I am trying to test a class (using Jukito and Mockito), which unfortunately extends another class, which has a static method call. Is it possible to somehow skip this call? I would rather not use PowerMockito.
public class A extends B {
@Inject
public A(final String s){
super(s);
}
}
public abstract class B {
private String s;
protected String m = C.get().createUniqueId(); //Exception is thrown here
public B(String s){
this.s = s;
}
}
public class C {
private static C c; //assume this is never null
public static C get() {
return c;
}
public final native String createUniqueId() {}
}
@RunWith(JukitoRunner.class)
public class ATest {
@Inject
A a;
@Test
public void onMethod1Test(){
}
}
When running ATest, I get the following error:
Error injecting constructor, java.lang.UnsatisfiedLinkError: C
I assumed it's because of a static method, was I wrong?
Note that all the classes are just examples from my real classes and C class was not written by my and can not be changed (unfortunately).

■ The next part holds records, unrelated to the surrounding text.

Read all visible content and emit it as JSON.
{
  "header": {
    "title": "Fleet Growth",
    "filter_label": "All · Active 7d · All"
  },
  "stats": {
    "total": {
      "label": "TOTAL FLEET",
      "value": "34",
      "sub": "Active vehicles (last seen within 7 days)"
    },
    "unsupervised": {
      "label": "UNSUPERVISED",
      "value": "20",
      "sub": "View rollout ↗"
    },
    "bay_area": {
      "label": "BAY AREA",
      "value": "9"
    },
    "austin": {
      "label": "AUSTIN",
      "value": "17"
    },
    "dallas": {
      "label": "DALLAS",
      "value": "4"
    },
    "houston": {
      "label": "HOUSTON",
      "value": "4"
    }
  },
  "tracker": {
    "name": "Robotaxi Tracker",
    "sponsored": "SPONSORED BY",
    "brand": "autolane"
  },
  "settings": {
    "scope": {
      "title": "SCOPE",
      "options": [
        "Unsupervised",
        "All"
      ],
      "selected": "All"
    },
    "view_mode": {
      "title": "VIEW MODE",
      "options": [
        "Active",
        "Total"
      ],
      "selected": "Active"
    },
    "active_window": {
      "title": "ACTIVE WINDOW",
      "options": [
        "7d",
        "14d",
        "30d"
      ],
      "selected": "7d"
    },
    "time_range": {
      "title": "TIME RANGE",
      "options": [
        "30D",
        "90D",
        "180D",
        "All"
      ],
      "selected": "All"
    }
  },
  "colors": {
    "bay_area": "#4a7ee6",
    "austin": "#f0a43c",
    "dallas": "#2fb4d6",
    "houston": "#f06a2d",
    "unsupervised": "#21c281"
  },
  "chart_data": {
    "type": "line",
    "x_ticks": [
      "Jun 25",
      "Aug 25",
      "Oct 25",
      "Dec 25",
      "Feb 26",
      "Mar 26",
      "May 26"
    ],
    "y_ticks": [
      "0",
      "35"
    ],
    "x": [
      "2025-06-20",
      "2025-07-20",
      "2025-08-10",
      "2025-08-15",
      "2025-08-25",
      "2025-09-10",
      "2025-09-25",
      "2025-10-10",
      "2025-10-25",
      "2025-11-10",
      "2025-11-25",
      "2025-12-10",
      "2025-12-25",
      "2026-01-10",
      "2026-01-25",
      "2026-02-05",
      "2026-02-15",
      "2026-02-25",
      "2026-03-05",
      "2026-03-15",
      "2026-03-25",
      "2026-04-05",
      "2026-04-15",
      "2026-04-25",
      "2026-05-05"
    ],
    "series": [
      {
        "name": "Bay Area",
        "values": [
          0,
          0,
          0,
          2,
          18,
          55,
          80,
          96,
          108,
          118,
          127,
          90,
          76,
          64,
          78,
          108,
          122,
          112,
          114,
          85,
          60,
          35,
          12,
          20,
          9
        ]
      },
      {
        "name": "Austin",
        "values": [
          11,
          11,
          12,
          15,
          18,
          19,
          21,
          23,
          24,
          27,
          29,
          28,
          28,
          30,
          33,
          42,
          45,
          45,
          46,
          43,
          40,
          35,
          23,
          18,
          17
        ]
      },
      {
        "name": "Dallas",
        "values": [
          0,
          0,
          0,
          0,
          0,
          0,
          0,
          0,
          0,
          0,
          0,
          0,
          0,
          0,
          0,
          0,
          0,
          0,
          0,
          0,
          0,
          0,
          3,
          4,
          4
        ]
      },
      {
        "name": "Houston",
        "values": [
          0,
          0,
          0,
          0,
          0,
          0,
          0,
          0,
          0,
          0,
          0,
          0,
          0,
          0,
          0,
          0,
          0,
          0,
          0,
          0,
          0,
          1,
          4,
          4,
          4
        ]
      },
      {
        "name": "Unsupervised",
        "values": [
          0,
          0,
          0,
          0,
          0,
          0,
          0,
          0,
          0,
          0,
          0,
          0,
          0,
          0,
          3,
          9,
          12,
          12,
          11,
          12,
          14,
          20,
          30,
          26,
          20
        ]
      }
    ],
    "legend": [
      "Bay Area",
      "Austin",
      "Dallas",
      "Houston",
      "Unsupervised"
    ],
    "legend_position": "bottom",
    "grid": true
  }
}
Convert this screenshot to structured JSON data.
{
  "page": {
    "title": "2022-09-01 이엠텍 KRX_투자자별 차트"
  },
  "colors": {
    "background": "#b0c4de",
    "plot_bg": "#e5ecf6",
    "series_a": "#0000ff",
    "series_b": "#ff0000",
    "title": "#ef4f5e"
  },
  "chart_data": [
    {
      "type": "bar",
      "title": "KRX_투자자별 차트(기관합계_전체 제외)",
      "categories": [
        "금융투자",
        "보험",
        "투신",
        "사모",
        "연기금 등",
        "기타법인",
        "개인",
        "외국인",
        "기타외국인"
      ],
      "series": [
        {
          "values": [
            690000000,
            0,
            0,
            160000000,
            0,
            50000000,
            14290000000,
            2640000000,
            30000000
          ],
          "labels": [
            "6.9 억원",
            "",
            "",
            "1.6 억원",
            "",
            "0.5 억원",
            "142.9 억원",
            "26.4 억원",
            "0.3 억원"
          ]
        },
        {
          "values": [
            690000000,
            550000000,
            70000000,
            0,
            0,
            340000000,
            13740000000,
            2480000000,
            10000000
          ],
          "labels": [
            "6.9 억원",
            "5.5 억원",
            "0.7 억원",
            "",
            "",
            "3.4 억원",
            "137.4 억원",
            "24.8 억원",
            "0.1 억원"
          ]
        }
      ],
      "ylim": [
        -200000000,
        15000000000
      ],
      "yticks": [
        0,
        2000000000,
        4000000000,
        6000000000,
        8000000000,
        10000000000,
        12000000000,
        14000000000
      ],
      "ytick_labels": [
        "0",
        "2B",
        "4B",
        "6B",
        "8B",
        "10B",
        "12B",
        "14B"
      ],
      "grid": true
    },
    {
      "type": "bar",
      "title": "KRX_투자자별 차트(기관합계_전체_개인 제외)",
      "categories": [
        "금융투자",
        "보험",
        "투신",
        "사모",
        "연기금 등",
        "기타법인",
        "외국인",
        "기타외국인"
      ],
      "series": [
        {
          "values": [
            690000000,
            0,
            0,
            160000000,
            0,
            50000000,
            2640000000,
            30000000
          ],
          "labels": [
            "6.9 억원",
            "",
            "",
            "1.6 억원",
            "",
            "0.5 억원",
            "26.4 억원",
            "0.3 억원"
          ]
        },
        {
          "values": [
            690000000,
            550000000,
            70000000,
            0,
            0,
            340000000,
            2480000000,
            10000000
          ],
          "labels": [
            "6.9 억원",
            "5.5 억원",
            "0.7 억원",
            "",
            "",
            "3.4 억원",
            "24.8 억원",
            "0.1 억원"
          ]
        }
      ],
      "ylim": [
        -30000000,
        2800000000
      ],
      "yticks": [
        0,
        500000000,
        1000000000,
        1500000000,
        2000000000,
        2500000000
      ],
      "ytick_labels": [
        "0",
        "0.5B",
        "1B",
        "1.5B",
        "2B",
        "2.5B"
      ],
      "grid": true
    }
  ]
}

But idea behind my classes and these are the same, I just changed names and left only relevant parts.
Jukito claims:
The combined power of JUnit, Guice and Mockito.
But thing is: none of these products allows you to mock static methods.
The only frameworks capable of that: PowerMock(ito) and JMockit.
As you already explained: normally you would "bypass" this "deficiency" by simply writing testable code (that avoids static calls). But as you can't improve your design, you only these two choices: use PowerMock(ito) for testing this class - or not testing it.